One of the biggest credit misconceptions in circulation is the false idea that your credit reports and your credit scores are the same. Yet in reality credit reports and credit scores are not the same at all. The two terms actually describe two entirely different products, products which are not even created by the same companies.

Why the Confusion?

It is not difficult to understand why the terms credit report and credit score are so often confused. There are a list of online articles defining exactly what is the difference between credit report and credit score?After all, the two products do serve very similar purposes. Lenders also routinely rely upon both credit reports and scores for a look into how you have managed credit in the past and as a means of predicting how you might manage future credit obligations as well. So what is the difference between credit report and credit score?


Understanding Credit Reports

In the United States credit reports are created and maintained by many companies. However, the three major credit bureaus which create and sell the credit reports most often used by lenders are Equifax, TransUnion, and Experian (Things You Should Know About Credit Bureaus). If you have established credit history by opening credit cards or taking out any loans in the past then you probably have a credit report with all three major credit bureaus.

Understand Credit Reports

The main difference between credit report and credit score is simple. Your credit reports are created to show a user-friendly history of how you have managed your current and past financial obligations. If you have a history of making on-time payments, that history will show up in your reports. If you have a history of paying late or skipping payments all together, that negative history will show up as well. In addition to your payment history, your credit reports also feature important information such as the outstanding balances on your accounts, your credit limits, and your personal identifying information (i.e. name, addresses, date of birth, social security number, etc.), and much more.

Understanding credit reports is key to good financial health. Federal law grants you free access to your three major credit reports each year. To claim your free reports you simply need to visit It is important to keep an eye on the information contained in your credit reports because, unfortunately, credit reporting errors are quite common.

Understanding Credit Scores

While you may only have three major credit reports you actually have hundreds of credit scores which are commercially available. This is another main difference between your credit report and credit score. These scores are not directly designed by the three major credit bureaus but by different companies altogether. The two primary brands of credit scores (though certainly not the only brands) are created by FICO and VantageScore Solutions(Introducing VantageScore 4.0). It is worth noting, however, that VantageScore Solutions is owned by Equifax, TransUnion, and Experian. Furthermore, FICO is still by far the most popular brand of credit score used by lenders.

Understand Credit Scores

Credit scores take the information contained in your credit reports and then interpret that data into easy-to-use numbers for lenders. The higher your score, the lower your credit risk. This analysis of your reports provides lenders with a more effective and more manageable way to predict the risk of doing business with you.

Credit scoring models pay attention to a variety of factors contained in your credit reports including the following:

  • Your Payment History
  • The Amounts You Owe On Credit Obligations (Especially Your Credit Cards)
  • How Long You Have Had Credit and the Average Age of Accounts On Your Reports
  • The Mixture of Account Types on Your Credit Reports
  • How Often You Apply for New Credit

It is also worth nothing that credit scores (unlike credit reports) cannot exist as an independent product.
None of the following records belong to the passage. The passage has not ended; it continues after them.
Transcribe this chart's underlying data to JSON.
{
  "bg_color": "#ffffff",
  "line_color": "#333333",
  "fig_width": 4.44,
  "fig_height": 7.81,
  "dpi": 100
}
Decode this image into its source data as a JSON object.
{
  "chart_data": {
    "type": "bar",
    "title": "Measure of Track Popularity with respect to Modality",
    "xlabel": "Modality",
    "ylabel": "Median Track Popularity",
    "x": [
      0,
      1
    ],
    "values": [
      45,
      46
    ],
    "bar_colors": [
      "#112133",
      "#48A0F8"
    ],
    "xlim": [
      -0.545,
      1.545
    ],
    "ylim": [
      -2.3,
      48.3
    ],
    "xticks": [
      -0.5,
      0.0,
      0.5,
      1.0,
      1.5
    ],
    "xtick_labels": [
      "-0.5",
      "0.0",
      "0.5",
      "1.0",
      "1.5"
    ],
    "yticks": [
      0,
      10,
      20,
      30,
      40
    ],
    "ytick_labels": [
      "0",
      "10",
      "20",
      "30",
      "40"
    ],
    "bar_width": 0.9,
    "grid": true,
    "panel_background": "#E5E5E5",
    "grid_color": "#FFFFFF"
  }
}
As mentioned above credit scoring models analyze the data contained in your credit reports. Without your credit report data to analyze no credit score can be generated.

Another difference between your credit report and credit score is what you are entitled to get for free. While there are many places where you may be offered free access to your credit scores (online, your credit card issuer, etc.) there is currently no legal requirement for you to be granted a free copy of your credit scores. The exception to this rule is that if you have recently applied for a mortgage the lender may be required to provide you with a score disclosure. You don’t need to see your credit score to understand credit reports, but knowing one of your credit scores can help you know where you stand.